Political leaders in Seattle — including a City Council member, Mike O'Brien — who joined the so-called kayaktivists in facing down Shell, said that the tactics honed and used here to defeat the company had already become a template for climate activists elsewhere. Tiny-boat flotillas for climate protest are being planned or have already occurred in the Seine River in Paris and waterways in Switzerland and Southern California. The premise of this new approach, they said, is that since the effects of climate change are global, climate-protection battlefields are everywhere as well.

"The world we're heading into is very different from the world we're coming out of," Mr. O'Brien said, "and cities like Seattle are not open to doing business with folks like Shell if their business model is extracting oil from the Arctic."

Shell said that a failure to find enough oil in its test well, along with federal regulatory uncertainty, prompted its decision, not protests or attacks on its public image. But leaders of environmental groups said they believed the tactical decision made earlier this year — to wage the fight against Arctic drilling here in Seattle, where there is little oil but lots of environmental passion — had made a big impact in focusing the nation's attention.

"The problem was never directly about Shell coming to Seattle, it was a problem with them leaving and going to the Arctic," said Emily Johnston, one of the kayak flotilla organizers. She said there was no way of knowing what influence, if any, the protests had on Shell's decision, but she and other demonstrators said they felt certain that their work had succeeded in keeping pressure on local elected officials and the Obama administration. That pressure, they said, helped foster the regulatory uncertainty that Shell found untenable.

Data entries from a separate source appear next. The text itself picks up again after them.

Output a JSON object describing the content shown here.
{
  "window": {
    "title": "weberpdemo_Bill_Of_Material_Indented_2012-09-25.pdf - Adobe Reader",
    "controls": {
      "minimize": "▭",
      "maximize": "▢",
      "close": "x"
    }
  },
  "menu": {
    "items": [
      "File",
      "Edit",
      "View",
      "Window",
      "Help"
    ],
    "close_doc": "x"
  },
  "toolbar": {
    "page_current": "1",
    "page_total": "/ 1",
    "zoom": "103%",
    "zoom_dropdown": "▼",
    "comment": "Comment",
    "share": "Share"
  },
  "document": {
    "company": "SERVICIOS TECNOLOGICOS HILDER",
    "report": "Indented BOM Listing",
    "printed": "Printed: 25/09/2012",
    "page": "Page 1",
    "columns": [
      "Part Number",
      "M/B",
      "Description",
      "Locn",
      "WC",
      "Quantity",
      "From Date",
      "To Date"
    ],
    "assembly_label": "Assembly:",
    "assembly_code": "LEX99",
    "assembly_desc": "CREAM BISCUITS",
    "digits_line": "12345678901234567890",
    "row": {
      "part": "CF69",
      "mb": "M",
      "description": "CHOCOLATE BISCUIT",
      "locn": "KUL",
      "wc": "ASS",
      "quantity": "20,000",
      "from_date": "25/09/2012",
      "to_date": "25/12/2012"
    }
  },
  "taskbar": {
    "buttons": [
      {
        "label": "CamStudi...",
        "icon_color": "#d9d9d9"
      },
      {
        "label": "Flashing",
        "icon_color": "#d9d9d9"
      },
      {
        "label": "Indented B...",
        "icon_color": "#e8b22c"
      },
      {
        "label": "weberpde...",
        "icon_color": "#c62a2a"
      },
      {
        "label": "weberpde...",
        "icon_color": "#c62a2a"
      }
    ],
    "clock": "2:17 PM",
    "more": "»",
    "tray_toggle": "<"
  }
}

A spokesman for Shell, Curtis Smith, said in an email that it was too early to say what presence the company might want to maintain in Seattle's port, but suggested that there might not be much.

"Our staging needs in the Pacific Northwest will be commensurate with the amount of activity we have planned for future Arctic exploration," he said.

Mr. Walker, Alaska's governor, said in an interview that any benefit from Shell's program was years in the future at best. But in the short term, he said, he feared ripple effects on the many subcontractors supplying Shell with goods or services. About 600 to 800 people were also working directly for Shell in Alaska at any given time in rotating shifts, according to the oil and gas association. Alaska's unemployment rate was 5.5 percent in August, just slightly higher than the national rate of 5.2 percent.

"It will have an impact on companies, no question about it," said Mr. Walker, a former Republican who was elected last year as an independent.

What happens next is also likely to become a battlefield. Climate protesters here said that with Shell now out of the way, the momentum and pressure would continue on the Obama administration to close the door on any further Arctic drilling.

"We want to put him in a moral dilemma for the rest of his presidency," said Mr. Sellers, the Seattle protester.

Mr. Walker said he would fight harder than ever to get more oil drilling permitted, especially in the Arctic National Wildlife Refuge, which the Obama administration partly shut down to exploration earlier this year.

"We need to get some oil in the pipeline, and we need to get it as quickly as possible," Mr. Walker said.